Let the real numbers and the relations =, >, $\ge$ be defined as in this lecture PDF.
I want to show the following statement:
$$\forall x \in \mathbb{R}( x \ge 0 \wedge x \neq 0 \Longrightarrow x > 0).$$
From $ x \ge 0$ we get that for all $(q,q') \in x$ and $(r,r') \in 0$ the following holds: \begin{align*} r \le q'. \end{align*} From we $ x \neq 0$ we get that there exists $(u,u') \in x $ and $(v,v') \in 0$ such that $[u,u'] \cap [v,v']$ have no rational point in common. $\underline{\text{This implies } v' < u}$; whence $ 0 < x$.
I am not sure wether the underlined part is true.
The problem is that you have to justify From $x \neq 0$ we get that there exists $(u,u′) \in x$ and $(v,v′) \in 0$ such that $[u,u′] \cap [v,v′]$ have no rational point in common. as this is not an axiom used in your document for the construction of $\mathbb R$.
Let's do it.
By definition of $x \ge 0$, for all $(q,q^\prime) \in x$ you have $q^\prime \ge 0$, see page 59. This is also a consequence that the rational number $0$ is canonically identified as $\{(0,0)\}$, see page 57.
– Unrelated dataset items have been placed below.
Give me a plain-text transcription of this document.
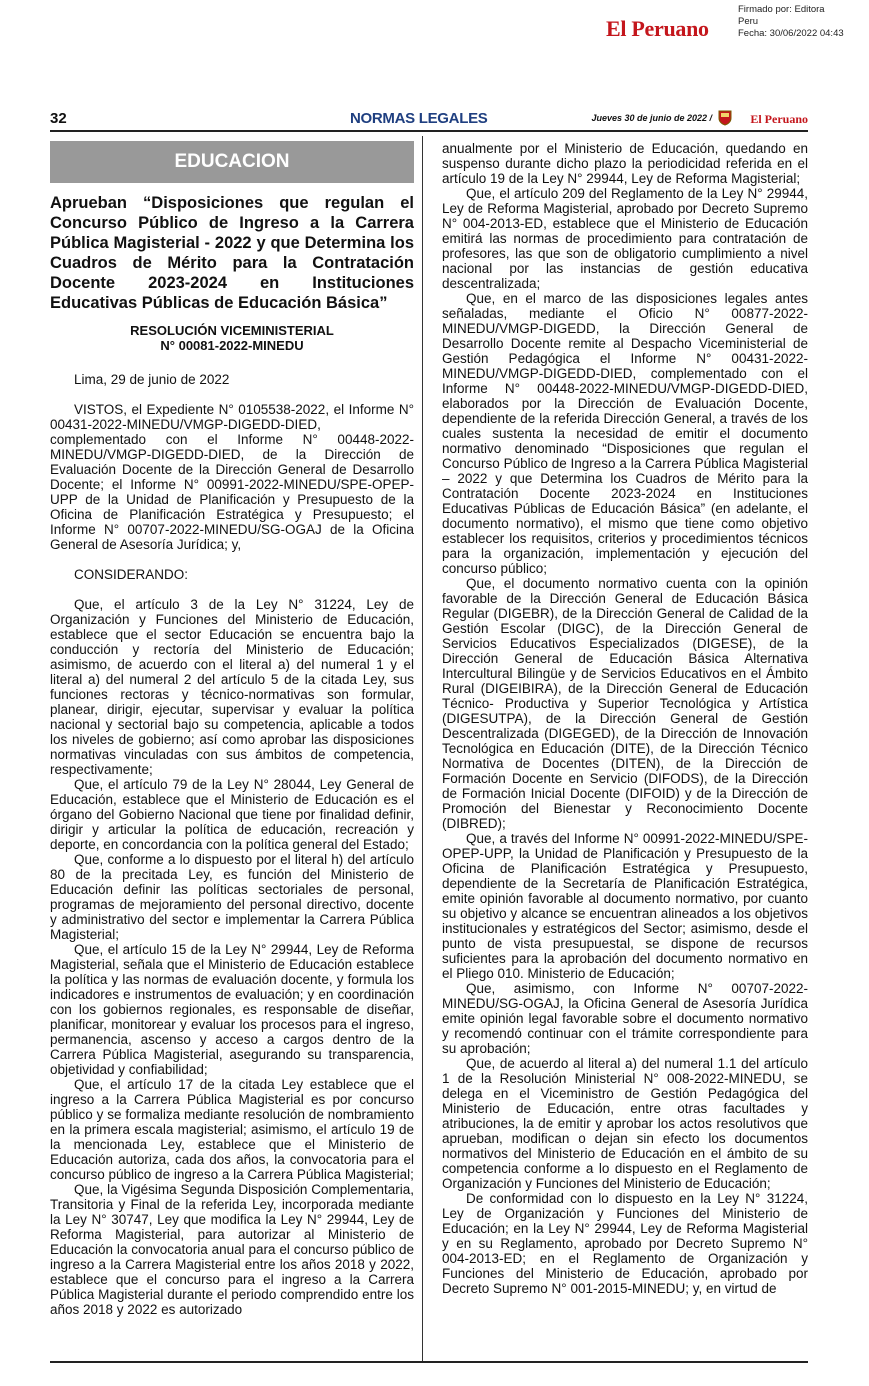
Firmado por: Editora
Peru
Fecha: 30/06/2022 04:43
El Peruano
32	NORMAS LEGALES	Jueves 30 de junio de 2022 /	El Peruano
EDUCACION
Aprueban “Disposiciones que regulan el Concurso Público de Ingreso a la Carrera Pública Magisterial - 2022 y que Determina los Cuadros de Mérito para la Contratación Docente 2023-2024 en Instituciones Educativas Públicas de Educación Básica”
RESOLUCIÓN VICEMINISTERIAL
N° 00081-2022-MINEDU

Lima, 29 de junio de 2022

VISTOS, el Expediente N° 0105538-2022, el Informe N° 00431-2022-MINEDU/VMGP-DIGEDD-DIED, complementado con el Informe N° 00448-2022-MINEDU/VMGP-DIGEDD-DIED, de la Dirección de Evaluación Docente de la Dirección General de Desarrollo Docente; el Informe N° 00991-2022-MINEDU/SPE-OPEP-UPP de la Unidad de Planificación y Presupuesto de la Oficina de Planificación Estratégica y Presupuesto; el Informe N° 00707-2022-MINEDU/SG-OGAJ de la Oficina General de Asesoría Jurídica; y,

CONSIDERANDO:

Que, el artículo 3 de la Ley N° 31224, Ley de Organización y Funciones del Ministerio de Educación, establece que el sector Educación se encuentra bajo la conducción y rectoría del Ministerio de Educación; asimismo, de acuerdo con el literal a) del numeral 1 y el literal a) del numeral 2 del artículo 5 de la citada Ley, sus funciones rectoras y técnico-normativas son formular, planear, dirigir, ejecutar, supervisar y evaluar la política nacional y sectorial bajo su competencia, aplicable a todos los niveles de gobierno; así como aprobar las disposiciones normativas vinculadas con sus ámbitos de competencia, respectivamente;

Que, el artículo 79 de la Ley N° 28044, Ley General de Educación, establece que el Ministerio de Educación es el órgano del Gobierno Nacional que tiene por finalidad definir, dirigir y articular la política de educación, recreación y deporte, en concordancia con la política general del Estado;

Que, conforme a lo dispuesto por el literal h) del artículo 80 de la precitada Ley, es función del Ministerio de Educación definir las políticas sectoriales de personal, programas de mejoramiento del personal directivo, docente y administrativo del sector e implementar la Carrera Pública Magisterial;

Que, el artículo 15 de la Ley N° 29944, Ley de Reforma Magisterial, señala que el Ministerio de Educación establece la política y las normas de evaluación docente, y formula los indicadores e instrumentos de evaluación; y en coordinación con los gobiernos regionales, es responsable de diseñar, planificar, monitorear y evaluar los procesos para el ingreso, permanencia, ascenso y acceso a cargos dentro de la Carrera Pública Magisterial, asegurando su transparencia, objetividad y confiabilidad;

Que, el artículo 17 de la citada Ley establece que el ingreso a la Carrera Pública Magisterial es por concurso público y se formaliza mediante resolución de nombramiento en la primera escala magisterial; asimismo, el artículo 19 de la mencionada Ley, establece que el Ministerio de Educación autoriza, cada dos años, la convocatoria para el concurso público de ingreso a la Carrera Pública Magisterial;

Que, la Vigésima Segunda Disposición Complementaria, Transitoria y Final de la referida Ley, incorporada mediante la Ley N° 30747, Ley que modifica la Ley N° 29944, Ley de Reforma Magisterial, para autorizar al Ministerio de Educación la convocatoria anual para el concurso público de ingreso a la Carrera Magisterial entre los años 2018 y 2022, establece que el concurso para el ingreso a la Carrera Pública Magisterial durante el periodo comprendido entre los años 2018 y 2022 es autorizado

anualmente por el Ministerio de Educación, quedando en suspenso durante dicho plazo la periodicidad referida en el artículo 19 de la Ley N° 29944, Ley de Reforma Magisterial;

Que, el artículo 209 del Reglamento de la Ley N° 29944, Ley de Reforma Magisterial, aprobado por Decreto Supremo N° 004-2013-ED, establece que el Ministerio de Educación emitirá las normas de procedimiento para contratación de profesores, las que son de obligatorio cumplimiento a nivel nacional por las instancias de gestión educativa descentralizada;

Que, en el marco de las disposiciones legales antes señaladas, mediante el Oficio N° 00877-2022-MINEDU/VMGP-DIGEDD, la Dirección General de Desarrollo Docente remite al Despacho Viceministerial de Gestión Pedagógica el Informe N° 00431-2022-MINEDU/VMGP-DIGEDD-DIED, complementado con el Informe N° 00448-2022-MINEDU/VMGP-DIGEDD-DIED, elaborados por la Dirección de Evaluación Docente, dependiente de la referida Dirección General, a través de los cuales sustenta la necesidad de emitir el documento normativo denominado “Disposiciones que regulan el Concurso Público de Ingreso a la Carrera Pública Magisterial – 2022 y que Determina los Cuadros de Mérito para la Contratación Docente 2023-2024 en Instituciones Educativas Públicas de Educación Básica” (en adelante, el documento normativo), el mismo que tiene como objetivo establecer los requisitos, criterios y procedimientos técnicos para la organización, implementación y ejecución del concurso público;

Que, el documento normativo cuenta con la opinión favorable de la Dirección General de Educación Básica Regular (DIGEBR), de la Dirección General de Calidad de la Gestión Escolar (DIGC), de la Dirección General de Servicios Educativos Especializados (DIGESE), de la Dirección General de Educación Básica Alternativa Intercultural Bilingüe y de Servicios Educativos en el Ámbito Rural (DIGEIBIRA), de la Dirección General de Educación Técnico- Productiva y Superior Tecnológica y Artística (DIGESUTPA), de la Dirección General de Gestión Descentralizada (DIGEGED), de la Dirección de Innovación Tecnológica en Educación (DITE), de la Dirección Técnico Normativa de Docentes (DITEN), de la Dirección de Formación Docente en Servicio (DIFODS), de la Dirección de Formación Inicial Docente (DIFOID) y de la Dirección de Promoción del Bienestar y Reconocimiento Docente (DIBRED);

Que, a través del Informe N° 00991-2022-MINEDU/SPE-OPEP-UPP, la Unidad de Planificación y Presupuesto de la Oficina de Planificación Estratégica y Presupuesto, dependiente de la Secretaría de Planificación Estratégica, emite opinión favorable al documento normativo, por cuanto su objetivo y alcance se encuentran alineados a los objetivos institucionales y estratégicos del Sector; asimismo, desde el punto de vista presupuestal, se dispone de recursos suficientes para la aprobación del documento normativo en el Pliego 010. Ministerio de Educación;

Que, asimismo, con Informe N° 00707-2022-MINEDU/SG-OGAJ, la Oficina General de Asesoría Jurídica emite opinión legal favorable sobre el documento normativo y recomendó continuar con el trámite correspondiente para su aprobación;

Que, de acuerdo al literal a) del numeral 1.1 del artículo 1 de la Resolución Ministerial N° 008-2022-MINEDU, se delega en el Viceministro de Gestión Pedagógica del Ministerio de Educación, entre otras facultades y atribuciones, la de emitir y aprobar los actos resolutivos que aprueban, modifican o dejan sin efecto los documentos normativos del Ministerio de Educación en el ámbito de su competencia conforme a lo dispuesto en el Reglamento de Organización y Funciones del Ministerio de Educación;

De conformidad con lo dispuesto en la Ley N° 31224, Ley de Organización y Funciones del Ministerio de Educación; en la Ley N° 29944, Ley de Reforma Magisterial y en su Reglamento, aprobado por Decreto Supremo N° 004-2013-ED; en el Reglamento de Organización y Funciones del Ministerio de Educación, aprobado por Decreto Supremo N° 001-2015-MINEDU; y, en virtud de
Now as $x \neq 0$, by page 58, you must have $(q,q^\prime) \cap \{0\} = \emptyset$. And this enables to conclude that $q > 0$ and therefore to $x >0$ using again page 58.
The important topic is that for a rational number $q$, the "associated" real number is the set $\{(q,q)\}$ as stated in page 57. In that case the "associated real number" contains a single ordered pair!